Alas, the Arab Spring may have swept away one generation of dictators but it did not do away with the “Little Prince” phenomenon. David Schenker, perhaps Washington’s most consistently correct Arab affairs analyst, notes the pattern has now re-emerged in Cairo. According to the Associated Press:
Egypt’s aviation minister says the hiring of President Mohammed Morsi’s son to a highly-paid government job was justified, dismissing accusations of nepotism… Omar, one of the president’s five children and a recent university graduate, got the internally-advertised job in a department that usually hires with a starting monthly salary of $5,000. Such a figure is unheard of for new graduates in Egypt, where the starting salary for a government job can be as low as $75.
Clearly, the Muslim Brotherhood is just as corrupt as the regime it replaced, if not more so.

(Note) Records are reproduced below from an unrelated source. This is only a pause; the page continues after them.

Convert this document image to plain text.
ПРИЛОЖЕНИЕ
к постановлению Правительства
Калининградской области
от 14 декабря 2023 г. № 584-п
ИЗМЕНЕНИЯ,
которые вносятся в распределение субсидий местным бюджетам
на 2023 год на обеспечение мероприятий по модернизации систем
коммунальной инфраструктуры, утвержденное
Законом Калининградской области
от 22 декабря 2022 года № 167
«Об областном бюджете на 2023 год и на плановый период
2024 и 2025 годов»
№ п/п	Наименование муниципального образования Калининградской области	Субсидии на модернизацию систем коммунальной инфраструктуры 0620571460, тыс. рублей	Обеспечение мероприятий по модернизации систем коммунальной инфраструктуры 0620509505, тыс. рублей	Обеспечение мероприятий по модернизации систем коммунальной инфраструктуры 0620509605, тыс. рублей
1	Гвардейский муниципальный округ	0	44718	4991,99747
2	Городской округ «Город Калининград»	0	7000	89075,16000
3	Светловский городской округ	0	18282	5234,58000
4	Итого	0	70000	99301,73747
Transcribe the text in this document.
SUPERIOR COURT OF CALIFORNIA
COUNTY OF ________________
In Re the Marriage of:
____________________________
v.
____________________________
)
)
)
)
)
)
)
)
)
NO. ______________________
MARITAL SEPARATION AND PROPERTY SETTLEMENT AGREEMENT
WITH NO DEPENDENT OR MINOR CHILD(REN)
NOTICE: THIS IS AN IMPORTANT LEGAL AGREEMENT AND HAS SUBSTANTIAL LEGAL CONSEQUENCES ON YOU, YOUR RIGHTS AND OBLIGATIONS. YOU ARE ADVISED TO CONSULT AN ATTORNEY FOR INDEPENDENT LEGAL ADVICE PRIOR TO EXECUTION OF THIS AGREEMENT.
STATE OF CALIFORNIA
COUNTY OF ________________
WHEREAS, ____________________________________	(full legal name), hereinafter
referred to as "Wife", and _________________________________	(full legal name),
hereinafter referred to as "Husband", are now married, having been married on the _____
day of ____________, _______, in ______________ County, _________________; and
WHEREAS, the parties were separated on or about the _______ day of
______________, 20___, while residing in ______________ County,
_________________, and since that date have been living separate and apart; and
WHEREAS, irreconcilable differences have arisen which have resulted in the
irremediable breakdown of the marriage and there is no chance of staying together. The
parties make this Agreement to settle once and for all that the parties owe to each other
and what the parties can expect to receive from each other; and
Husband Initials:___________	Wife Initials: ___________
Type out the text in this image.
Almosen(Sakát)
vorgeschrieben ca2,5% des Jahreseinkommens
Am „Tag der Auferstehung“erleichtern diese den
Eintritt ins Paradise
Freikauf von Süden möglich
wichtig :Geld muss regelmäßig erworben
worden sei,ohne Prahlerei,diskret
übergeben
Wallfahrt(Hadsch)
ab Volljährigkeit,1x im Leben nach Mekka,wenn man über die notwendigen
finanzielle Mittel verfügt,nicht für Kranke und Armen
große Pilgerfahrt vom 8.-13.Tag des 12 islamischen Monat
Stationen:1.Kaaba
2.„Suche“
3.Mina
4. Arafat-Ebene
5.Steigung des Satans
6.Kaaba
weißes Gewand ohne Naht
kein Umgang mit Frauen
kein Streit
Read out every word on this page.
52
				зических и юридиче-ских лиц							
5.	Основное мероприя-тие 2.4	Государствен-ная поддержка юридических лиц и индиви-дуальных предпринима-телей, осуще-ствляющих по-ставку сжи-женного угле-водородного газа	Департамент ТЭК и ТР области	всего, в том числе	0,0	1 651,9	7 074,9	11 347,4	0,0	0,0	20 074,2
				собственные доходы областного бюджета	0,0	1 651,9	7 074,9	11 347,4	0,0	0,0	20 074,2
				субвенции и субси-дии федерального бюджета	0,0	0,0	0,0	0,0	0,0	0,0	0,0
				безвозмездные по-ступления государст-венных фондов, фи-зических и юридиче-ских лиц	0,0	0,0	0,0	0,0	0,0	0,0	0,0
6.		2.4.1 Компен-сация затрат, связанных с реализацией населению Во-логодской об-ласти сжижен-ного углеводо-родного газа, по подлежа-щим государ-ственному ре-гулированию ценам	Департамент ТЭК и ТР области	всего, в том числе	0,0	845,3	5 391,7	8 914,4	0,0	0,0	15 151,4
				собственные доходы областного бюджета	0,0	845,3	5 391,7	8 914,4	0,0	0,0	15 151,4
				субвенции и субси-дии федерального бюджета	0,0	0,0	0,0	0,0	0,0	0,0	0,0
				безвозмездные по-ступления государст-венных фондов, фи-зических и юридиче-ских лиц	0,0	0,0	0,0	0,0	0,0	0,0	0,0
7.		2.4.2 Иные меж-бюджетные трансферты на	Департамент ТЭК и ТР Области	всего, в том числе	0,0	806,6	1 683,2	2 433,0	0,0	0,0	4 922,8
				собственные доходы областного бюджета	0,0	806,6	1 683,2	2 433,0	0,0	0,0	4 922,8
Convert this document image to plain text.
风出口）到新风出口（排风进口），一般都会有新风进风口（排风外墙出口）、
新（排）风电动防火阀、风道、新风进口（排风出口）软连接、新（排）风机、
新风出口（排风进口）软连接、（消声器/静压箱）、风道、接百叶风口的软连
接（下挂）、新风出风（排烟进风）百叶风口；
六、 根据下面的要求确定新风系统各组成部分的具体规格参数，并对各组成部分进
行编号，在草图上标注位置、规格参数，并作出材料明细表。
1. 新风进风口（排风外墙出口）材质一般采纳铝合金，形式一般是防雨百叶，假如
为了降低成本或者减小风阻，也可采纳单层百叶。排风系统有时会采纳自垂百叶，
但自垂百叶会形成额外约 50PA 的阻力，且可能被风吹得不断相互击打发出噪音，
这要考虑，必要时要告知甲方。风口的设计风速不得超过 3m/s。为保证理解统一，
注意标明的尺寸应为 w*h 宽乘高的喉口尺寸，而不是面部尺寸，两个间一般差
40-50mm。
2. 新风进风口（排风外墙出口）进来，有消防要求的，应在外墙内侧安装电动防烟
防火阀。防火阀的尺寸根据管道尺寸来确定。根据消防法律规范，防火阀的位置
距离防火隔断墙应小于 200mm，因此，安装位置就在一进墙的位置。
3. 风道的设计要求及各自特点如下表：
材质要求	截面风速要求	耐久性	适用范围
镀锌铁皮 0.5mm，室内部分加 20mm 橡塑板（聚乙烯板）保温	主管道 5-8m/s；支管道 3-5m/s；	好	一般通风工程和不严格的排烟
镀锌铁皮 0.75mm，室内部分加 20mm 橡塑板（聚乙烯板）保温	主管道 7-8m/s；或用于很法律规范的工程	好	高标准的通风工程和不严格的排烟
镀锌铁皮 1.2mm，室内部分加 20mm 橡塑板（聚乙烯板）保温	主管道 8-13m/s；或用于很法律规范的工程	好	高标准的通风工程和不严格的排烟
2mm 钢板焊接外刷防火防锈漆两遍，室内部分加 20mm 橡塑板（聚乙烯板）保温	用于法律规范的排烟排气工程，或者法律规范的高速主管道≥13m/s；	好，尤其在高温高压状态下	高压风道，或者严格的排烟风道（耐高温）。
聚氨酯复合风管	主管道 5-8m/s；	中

It is a shame that the sons (or son-in-law, in the case of Turkey) of Middle Eastern leaders diminish themselves by seeking easy cash rather than to excel in their own fields. What a powerful symbol it might make if the son of a leader sought to excel as a doctor, engineer, or teacher. Cynics may say it’s understandable, and both realists and pessimists might point out that this is simply local culture. Regardless, perhaps there is no better metric of the seriousness of reform for diplomats to point to than the behavior of leaders’ children.